Jacqueline Applegate knows the value of career planning. With a PhD in organic chemistry, she decided she wanted to be a CEO just two years into her career as a graduate scientist. Twenty years later, she’s risen to the top of Bayer. Applegate was appointed its CEO for Australia, New Zealand and Oceania in January this year.
She believes the key to sticking to a career plan is to get used to switching between different priorities and knowing what you want. “It’s important to be effective at time management. You need to be adaptable. And you have able to ask the pointed questions and get to the heart of every issue,” she explains.

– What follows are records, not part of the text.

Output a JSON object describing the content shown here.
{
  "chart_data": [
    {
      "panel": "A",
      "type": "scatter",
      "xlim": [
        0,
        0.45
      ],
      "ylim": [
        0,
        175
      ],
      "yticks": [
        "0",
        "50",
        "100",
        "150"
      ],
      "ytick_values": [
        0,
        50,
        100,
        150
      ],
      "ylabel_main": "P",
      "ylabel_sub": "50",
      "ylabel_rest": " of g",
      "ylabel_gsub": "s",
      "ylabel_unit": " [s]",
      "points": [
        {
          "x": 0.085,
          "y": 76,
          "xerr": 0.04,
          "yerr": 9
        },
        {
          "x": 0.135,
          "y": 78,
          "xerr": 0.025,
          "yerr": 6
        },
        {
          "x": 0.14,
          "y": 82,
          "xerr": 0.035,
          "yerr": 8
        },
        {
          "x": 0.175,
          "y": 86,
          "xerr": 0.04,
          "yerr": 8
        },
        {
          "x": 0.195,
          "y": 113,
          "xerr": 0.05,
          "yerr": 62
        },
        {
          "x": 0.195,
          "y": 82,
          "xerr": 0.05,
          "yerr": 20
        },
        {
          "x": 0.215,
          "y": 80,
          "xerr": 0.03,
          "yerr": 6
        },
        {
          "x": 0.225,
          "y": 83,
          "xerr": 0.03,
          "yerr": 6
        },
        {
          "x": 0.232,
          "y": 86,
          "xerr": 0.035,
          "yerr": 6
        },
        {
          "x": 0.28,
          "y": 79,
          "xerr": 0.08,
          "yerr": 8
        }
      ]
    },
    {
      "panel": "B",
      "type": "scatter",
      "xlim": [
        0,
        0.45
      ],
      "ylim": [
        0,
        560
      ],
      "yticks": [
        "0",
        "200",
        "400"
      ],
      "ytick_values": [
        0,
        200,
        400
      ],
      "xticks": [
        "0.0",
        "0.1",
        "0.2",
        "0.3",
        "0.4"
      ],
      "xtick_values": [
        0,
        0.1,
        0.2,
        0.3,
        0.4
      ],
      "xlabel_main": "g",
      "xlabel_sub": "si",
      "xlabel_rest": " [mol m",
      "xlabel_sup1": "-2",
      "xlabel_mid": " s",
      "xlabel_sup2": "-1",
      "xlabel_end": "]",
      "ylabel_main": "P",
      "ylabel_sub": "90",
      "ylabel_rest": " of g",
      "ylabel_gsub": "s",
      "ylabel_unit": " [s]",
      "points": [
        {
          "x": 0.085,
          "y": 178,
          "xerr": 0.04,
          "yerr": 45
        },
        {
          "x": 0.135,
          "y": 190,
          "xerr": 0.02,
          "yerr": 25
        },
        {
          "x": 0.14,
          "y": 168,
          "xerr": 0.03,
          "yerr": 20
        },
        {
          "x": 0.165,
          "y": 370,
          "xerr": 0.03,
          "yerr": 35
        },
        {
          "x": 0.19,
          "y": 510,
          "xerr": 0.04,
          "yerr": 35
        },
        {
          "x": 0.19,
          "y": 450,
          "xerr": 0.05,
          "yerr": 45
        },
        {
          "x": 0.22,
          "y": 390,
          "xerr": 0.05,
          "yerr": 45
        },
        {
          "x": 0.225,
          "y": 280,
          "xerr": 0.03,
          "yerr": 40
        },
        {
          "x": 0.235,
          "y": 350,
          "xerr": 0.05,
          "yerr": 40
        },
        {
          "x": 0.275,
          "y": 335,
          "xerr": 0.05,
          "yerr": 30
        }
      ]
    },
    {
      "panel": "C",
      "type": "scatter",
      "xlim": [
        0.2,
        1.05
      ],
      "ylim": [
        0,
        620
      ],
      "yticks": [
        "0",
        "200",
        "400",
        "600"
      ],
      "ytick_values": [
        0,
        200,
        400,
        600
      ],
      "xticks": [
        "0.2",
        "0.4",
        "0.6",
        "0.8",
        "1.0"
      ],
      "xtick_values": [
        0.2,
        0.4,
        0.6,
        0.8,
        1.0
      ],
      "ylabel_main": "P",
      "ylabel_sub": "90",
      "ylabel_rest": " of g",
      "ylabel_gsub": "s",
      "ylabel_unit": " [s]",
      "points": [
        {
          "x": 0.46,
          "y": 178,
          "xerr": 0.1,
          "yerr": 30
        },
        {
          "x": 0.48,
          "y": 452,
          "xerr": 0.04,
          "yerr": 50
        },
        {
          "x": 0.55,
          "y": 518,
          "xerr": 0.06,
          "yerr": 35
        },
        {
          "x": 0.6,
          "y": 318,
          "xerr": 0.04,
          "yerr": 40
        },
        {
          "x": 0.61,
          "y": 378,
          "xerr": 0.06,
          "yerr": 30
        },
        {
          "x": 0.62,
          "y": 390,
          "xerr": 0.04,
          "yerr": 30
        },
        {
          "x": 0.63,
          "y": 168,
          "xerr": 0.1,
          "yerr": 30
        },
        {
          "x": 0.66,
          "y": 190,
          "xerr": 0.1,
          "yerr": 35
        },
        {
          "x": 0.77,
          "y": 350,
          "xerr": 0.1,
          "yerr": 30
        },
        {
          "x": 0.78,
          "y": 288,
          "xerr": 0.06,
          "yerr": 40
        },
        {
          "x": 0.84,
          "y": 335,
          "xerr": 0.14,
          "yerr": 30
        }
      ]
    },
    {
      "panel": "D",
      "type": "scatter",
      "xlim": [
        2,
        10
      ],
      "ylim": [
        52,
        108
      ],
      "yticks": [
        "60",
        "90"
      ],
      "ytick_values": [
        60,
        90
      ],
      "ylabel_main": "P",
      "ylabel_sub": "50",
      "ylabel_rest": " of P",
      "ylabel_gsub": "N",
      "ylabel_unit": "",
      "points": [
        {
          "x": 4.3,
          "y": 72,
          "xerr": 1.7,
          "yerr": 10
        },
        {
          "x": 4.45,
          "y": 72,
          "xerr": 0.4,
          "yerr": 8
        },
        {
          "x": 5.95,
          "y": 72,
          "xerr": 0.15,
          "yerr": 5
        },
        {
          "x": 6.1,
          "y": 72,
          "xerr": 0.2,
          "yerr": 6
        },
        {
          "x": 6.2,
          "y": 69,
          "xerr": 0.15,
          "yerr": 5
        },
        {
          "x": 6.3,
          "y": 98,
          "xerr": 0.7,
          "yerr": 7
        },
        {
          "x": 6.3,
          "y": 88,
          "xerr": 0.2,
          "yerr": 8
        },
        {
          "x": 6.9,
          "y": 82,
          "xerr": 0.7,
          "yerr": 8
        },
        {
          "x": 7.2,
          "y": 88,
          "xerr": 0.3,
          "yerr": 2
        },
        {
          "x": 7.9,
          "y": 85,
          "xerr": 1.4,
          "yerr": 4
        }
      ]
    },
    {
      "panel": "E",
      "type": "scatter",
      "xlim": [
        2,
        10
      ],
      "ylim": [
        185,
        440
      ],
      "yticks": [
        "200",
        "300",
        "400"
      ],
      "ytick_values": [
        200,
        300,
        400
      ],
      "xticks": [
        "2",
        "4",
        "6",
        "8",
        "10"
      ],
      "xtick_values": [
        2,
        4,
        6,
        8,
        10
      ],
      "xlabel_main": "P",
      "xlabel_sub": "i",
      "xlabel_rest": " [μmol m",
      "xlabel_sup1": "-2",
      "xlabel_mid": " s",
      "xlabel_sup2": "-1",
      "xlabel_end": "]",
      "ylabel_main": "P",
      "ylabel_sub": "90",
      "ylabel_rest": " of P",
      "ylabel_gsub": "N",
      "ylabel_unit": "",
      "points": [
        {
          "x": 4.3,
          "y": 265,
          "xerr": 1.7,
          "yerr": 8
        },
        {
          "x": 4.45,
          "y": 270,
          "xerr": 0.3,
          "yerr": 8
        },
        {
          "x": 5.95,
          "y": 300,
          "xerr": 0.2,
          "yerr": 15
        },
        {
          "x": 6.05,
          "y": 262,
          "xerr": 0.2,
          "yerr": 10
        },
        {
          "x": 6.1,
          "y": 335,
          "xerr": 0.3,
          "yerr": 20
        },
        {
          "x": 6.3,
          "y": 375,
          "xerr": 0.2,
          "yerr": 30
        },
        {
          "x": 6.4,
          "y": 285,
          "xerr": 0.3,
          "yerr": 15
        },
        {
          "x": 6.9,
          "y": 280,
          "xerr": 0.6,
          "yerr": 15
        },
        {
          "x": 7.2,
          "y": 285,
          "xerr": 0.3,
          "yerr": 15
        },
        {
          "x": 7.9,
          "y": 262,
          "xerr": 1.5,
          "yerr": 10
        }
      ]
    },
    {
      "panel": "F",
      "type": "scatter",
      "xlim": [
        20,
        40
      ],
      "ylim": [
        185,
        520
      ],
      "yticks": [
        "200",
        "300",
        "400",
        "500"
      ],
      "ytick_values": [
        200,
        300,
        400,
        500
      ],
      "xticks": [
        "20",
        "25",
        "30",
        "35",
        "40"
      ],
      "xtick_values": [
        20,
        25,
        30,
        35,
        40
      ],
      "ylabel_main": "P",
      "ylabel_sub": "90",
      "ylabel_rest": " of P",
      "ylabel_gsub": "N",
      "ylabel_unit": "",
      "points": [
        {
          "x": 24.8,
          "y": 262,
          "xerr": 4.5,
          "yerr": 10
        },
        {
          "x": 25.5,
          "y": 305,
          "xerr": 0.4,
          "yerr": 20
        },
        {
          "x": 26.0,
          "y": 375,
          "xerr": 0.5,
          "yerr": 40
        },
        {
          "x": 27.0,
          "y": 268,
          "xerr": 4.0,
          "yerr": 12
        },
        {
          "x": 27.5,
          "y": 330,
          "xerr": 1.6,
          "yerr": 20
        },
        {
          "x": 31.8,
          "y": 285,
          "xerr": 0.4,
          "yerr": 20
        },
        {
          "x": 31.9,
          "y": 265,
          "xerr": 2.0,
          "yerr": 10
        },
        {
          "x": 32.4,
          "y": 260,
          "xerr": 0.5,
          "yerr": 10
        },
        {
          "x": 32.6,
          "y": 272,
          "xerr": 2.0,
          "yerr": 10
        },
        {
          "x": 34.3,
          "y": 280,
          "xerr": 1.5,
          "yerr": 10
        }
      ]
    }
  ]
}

Applegate switched her professional focus from science to management in the early stages of her career, studying an MBA shortly after starting at Bayer because she believed it’s what she needed to do to get to CEO. “I figured, we’re a science-based company but we’re still a business. I knew I would have a better shot with a better business understanding,” she says.
Applegate joined the Bayer team in her home country of the United States. Keen on an international career, she moved into marketing and project management roles in the company’s German office and then on to be a global head of portfolio management in environmental science in France.
“You need to be clear about what you want to do. I’ve surpassed my original goal,” says Applegate, who originally just planned to be CEO of the manufacturing division she started in. She stresses the need to combine your personal and professional goals in your career plan to ensure your path is feasible.
Applegate says she accepted the opportunity to head up the Australia, NZ and Oceania team last year because she was ready to push herself even further, and to be financially and legally responsible for the organisation across different countries.
She made the move to Australia with her husband, David, and 10-year-old son Matthew. “David’s got the best job in the world. He’s retired and in charge of Matthew, so he has his hands full,” she says.
New to Australia, Applegate is learning to navigate the science and engineering industry. She says one of her first challenges is recruitment. “If you look globally, Australia has been extremely resilient in the economic downturn, so that makes the market here for employees very competitive.”
Staffing is just one focus for Applegate, who is also committed to a number of objectives including making 2013 the company’s first “billion-year” (Bayer Australia turned over $820,000+ last year).
She has also committed to making Bayer Australia an Employer of Choice by 2015. “I know it’s very competitive, but I think we can do it.”